XTIUM will verify your request using your name and email. Depending on the nature of your request, XTIUM may need additional information to verify your identity. You may authorize an agent to make a request on your behalf to exercise your privacy rights under applicable California privacy laws.

If you are a Colorado resident, you may have the right to appeal XTIUM’s denial of an individual rights request. 

To exercise your rights or to allow your authorized agent to exercise your rights, please submit, or have your authorized agent submit, a ticket through the Data Subject Access Request portal, or contact our Privacy Team at [INSERT EMAIL HERE]. 

13.    Data Security

XTIUM employs robust safeguards to protect personal data against loss, misuse, unauthorized access, disclosure, alteration and destruction. 

14.    Data Breach Notification Procedure

In the event of a data breach, XTIUM will promptly notify affected individuals and relevant authorities, providing information about the breach and measures taken. 

15.    Employee Data Privacy

XTIUM values employee privacy and has an internal policy governing the handling of employee personal data. 

16.    Children’s Privacy

XTIUM services are not directed at children under the age of sixteen (16).
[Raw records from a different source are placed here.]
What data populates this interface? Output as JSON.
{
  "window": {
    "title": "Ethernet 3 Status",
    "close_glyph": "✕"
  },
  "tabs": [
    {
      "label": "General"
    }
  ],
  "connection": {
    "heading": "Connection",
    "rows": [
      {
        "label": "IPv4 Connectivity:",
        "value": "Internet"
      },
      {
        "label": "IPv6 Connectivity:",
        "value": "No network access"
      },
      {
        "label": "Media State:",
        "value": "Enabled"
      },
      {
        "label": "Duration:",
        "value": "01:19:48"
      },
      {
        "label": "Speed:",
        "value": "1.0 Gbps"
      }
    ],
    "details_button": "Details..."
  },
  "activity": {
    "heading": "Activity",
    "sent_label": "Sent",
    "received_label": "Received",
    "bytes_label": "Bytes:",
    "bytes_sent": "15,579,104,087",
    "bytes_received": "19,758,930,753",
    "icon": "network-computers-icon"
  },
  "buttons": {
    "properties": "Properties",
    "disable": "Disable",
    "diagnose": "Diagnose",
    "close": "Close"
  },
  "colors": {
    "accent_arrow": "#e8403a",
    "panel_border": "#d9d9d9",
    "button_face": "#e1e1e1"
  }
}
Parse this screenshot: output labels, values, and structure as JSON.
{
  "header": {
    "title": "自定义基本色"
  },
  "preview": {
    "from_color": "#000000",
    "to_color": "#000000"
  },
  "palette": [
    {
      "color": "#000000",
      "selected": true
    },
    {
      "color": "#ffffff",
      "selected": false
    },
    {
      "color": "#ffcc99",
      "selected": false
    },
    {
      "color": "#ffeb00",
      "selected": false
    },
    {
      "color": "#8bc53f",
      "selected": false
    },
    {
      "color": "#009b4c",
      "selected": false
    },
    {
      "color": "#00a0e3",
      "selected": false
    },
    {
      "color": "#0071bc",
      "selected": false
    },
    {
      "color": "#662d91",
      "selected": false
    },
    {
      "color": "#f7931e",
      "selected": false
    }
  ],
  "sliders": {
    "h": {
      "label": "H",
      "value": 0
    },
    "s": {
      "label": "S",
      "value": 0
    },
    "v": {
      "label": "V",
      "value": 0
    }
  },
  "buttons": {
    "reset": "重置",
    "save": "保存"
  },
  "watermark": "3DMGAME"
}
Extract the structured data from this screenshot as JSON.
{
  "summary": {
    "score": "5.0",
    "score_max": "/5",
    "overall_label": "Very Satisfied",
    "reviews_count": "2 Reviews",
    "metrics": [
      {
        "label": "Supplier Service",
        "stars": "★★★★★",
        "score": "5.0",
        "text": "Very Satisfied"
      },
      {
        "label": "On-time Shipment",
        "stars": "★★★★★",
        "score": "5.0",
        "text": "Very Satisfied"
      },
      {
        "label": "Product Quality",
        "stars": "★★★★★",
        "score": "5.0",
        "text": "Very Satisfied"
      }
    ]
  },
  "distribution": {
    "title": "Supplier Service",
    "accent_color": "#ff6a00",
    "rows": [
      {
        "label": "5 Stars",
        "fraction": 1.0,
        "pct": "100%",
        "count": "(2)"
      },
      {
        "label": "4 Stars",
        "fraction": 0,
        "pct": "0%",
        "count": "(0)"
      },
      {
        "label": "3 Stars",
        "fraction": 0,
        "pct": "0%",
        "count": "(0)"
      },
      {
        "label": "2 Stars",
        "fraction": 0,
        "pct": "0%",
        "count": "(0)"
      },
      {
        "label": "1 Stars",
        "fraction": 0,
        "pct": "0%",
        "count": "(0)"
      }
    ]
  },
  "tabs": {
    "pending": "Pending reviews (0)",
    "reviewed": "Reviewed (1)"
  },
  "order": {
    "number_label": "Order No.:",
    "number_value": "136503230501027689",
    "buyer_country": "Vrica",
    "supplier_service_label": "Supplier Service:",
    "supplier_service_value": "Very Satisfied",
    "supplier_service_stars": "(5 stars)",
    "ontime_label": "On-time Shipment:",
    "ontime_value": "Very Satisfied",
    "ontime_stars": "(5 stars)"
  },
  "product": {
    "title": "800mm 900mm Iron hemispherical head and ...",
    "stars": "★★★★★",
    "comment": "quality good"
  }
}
If a minor has provided XTIUM with personal information without consent, please contact XTIUM at [INSERT EMAIL HERE]. 

17.    Changes to This Privacy Statement

XTIUM reserves the right to modify this Privacy Policy. The current version will be posted on our site with an effective date. Continued use of our Services after notification of changes implies consent to the updated policy. 

18.    Contact Us

For queries or concerns, contact our Data Protection Officer at [INSERT EMAIL HERE] or by mail at XTIUM 4025 Tampa Road, Oldsmar, FL 34677 Attn: Data Protection Officer.